La liste des techniques de torture dénoncées par la Mission d'assistance des Nations unies (Minua) est encore longue : elle va de l'électrocution au refus de visite et dresse un tableau effrayant de l'état des prisons afghanes, à trois ans du retrait programmé de l'essentiel des forces de l'OTAN du pays.
La Minua a interrogé 379 détenus en attente de procès dans 47 centres de détention, dans 22 provinces, entre octobre 2010 et août 2011, et a conclu à l'utilisation de "techniques d'interrogatoire" semblables à la torture pour près de la moitié des prisonniers des services de renseignement afghans (46 %). Elle ajoute que "la torture est systématiquement utilisée dans un certains nombre de prisons" de ces services (Direction nationale de la sécurité, DNS). La mission indique avoir des "preuves" de ces tortures dans cinq de leurs centres de détention.
ACCUSATIONS REJETÉES
Dans les prisons tenues par la police, les enquêteurs de l'ONU font état de traitements moins systématiques et, dans une certaine mesure, moins graves. Plus d'un tiers des suspects interrogés y ont néanmoins "subi des traitements équivalents à de la torture ou cruels, dégradants ou inhumains", selon la Minua.
Le gouvernement afghan a rejeté la plupart de ces accusations, tout en reconnaissant l'existence de certaines atteintes aux droits des détenus. Il a ajouté que des mesures seraient prises pour éviter d'éventuels problèmes à l'avenir. "Les méthodes de torture telles que l'électrocution, la menace de viols, le fait de s'en prendre aux parties génitales, etc., sont des méthodes qui n'ont absolument pas cours à la DNS", dit le gouvernement.

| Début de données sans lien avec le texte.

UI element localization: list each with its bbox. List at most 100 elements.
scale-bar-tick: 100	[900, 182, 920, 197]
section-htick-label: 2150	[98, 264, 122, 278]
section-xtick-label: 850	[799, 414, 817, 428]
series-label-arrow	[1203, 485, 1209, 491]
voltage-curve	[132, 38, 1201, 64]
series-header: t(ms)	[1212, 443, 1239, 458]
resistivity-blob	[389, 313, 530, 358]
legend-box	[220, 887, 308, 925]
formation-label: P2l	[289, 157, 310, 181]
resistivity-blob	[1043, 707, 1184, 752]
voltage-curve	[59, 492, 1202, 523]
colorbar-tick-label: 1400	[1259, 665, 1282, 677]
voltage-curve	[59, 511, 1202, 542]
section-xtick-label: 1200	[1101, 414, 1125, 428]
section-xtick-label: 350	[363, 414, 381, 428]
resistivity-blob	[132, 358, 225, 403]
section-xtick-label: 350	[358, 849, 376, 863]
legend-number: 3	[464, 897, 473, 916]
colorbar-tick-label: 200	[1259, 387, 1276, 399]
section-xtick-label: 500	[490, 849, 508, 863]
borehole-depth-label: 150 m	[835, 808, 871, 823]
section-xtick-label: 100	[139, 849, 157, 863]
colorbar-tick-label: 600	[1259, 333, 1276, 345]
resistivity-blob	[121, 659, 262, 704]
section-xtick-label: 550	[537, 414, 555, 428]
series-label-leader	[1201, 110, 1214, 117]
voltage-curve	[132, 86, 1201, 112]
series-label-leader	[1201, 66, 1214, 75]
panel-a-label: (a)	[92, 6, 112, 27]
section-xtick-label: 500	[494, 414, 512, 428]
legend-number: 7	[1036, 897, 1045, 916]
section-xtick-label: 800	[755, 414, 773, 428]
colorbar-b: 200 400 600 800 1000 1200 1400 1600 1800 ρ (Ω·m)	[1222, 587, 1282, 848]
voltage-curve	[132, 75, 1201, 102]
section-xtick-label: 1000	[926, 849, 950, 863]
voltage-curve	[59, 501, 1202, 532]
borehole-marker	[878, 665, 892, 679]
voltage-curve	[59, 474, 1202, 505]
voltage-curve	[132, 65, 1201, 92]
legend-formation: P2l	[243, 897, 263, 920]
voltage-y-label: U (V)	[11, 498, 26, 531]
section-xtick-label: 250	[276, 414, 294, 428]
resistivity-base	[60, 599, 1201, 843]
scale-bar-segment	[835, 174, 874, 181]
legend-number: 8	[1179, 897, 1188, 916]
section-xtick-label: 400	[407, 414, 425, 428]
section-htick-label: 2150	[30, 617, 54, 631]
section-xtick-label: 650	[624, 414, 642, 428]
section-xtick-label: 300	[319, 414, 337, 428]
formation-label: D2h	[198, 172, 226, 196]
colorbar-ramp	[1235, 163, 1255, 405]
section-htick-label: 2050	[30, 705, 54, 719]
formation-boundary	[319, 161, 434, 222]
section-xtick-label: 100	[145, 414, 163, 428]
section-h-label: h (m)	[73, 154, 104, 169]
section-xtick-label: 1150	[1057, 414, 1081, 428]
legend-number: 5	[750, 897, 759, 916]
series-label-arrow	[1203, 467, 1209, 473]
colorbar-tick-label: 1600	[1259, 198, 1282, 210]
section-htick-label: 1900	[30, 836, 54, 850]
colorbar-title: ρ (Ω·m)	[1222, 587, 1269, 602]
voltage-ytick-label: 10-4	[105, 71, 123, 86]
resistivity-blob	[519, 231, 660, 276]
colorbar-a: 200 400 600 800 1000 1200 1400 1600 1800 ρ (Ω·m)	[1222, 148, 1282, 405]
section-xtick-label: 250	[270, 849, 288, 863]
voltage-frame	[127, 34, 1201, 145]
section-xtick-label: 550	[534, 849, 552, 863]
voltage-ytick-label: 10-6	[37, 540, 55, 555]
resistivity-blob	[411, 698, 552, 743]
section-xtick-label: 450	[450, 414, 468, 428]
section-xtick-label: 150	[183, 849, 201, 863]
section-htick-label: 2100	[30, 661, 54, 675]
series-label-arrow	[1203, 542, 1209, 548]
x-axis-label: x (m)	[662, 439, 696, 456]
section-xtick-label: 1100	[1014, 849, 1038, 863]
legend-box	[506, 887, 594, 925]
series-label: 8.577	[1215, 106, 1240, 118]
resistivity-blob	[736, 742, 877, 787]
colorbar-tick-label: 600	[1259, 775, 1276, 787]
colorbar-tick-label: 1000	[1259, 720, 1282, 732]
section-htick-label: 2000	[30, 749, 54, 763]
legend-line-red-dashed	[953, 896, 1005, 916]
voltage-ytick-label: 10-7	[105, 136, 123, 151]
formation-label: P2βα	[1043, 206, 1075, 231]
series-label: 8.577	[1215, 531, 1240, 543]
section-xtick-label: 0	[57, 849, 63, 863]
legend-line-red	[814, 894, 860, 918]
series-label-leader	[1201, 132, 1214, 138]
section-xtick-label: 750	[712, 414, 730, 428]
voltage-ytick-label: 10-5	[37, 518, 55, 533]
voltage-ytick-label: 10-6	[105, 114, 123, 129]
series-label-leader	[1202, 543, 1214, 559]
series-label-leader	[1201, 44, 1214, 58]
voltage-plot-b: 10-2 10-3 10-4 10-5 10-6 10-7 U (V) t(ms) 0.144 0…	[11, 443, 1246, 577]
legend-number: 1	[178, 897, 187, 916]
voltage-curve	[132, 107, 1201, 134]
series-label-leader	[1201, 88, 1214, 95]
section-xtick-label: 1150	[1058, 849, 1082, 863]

Le ministère de l'intérieur juge en revanche "évident (...) que les conclusions du rapport ne peuvent pas être totalement rejetées ni démenties".
TRANSFERTS INTERDITS
Staffan de Mistura, représentant de l'ONU en Afghanistan, a pour sa part déclaré que la torture n'était pas une pratique institutionnalisée ni soutenue par le gouvernement.
Après avoir vu un brouillon de ce rapport en septembre, le patron de l'OTAN en Afghanistan, le général américain John R. Allen, a ordonné à ses troupes de ne plus tranférer de suspects à 16 centres de détention. Plus tôt cet été, l'OTAN avait déjà interrompus ses transferts de détenus aux services de renseignement et de police dans quatre provinces.
Parmi les 324 détenus arrêtés durant des opérations de combat mentionnés dans ce rapport, 89 ont été tranférés aux services de sécurité afghans par les forces internationales, et 19 d'entre eux ont été alors torturés. La Convention contre la torture des Nations unies interdit le transfert de détenus aux services d'un Etat dont il y a des motifs sérieux de croire qu'ils risquent de les soumettre à la torture.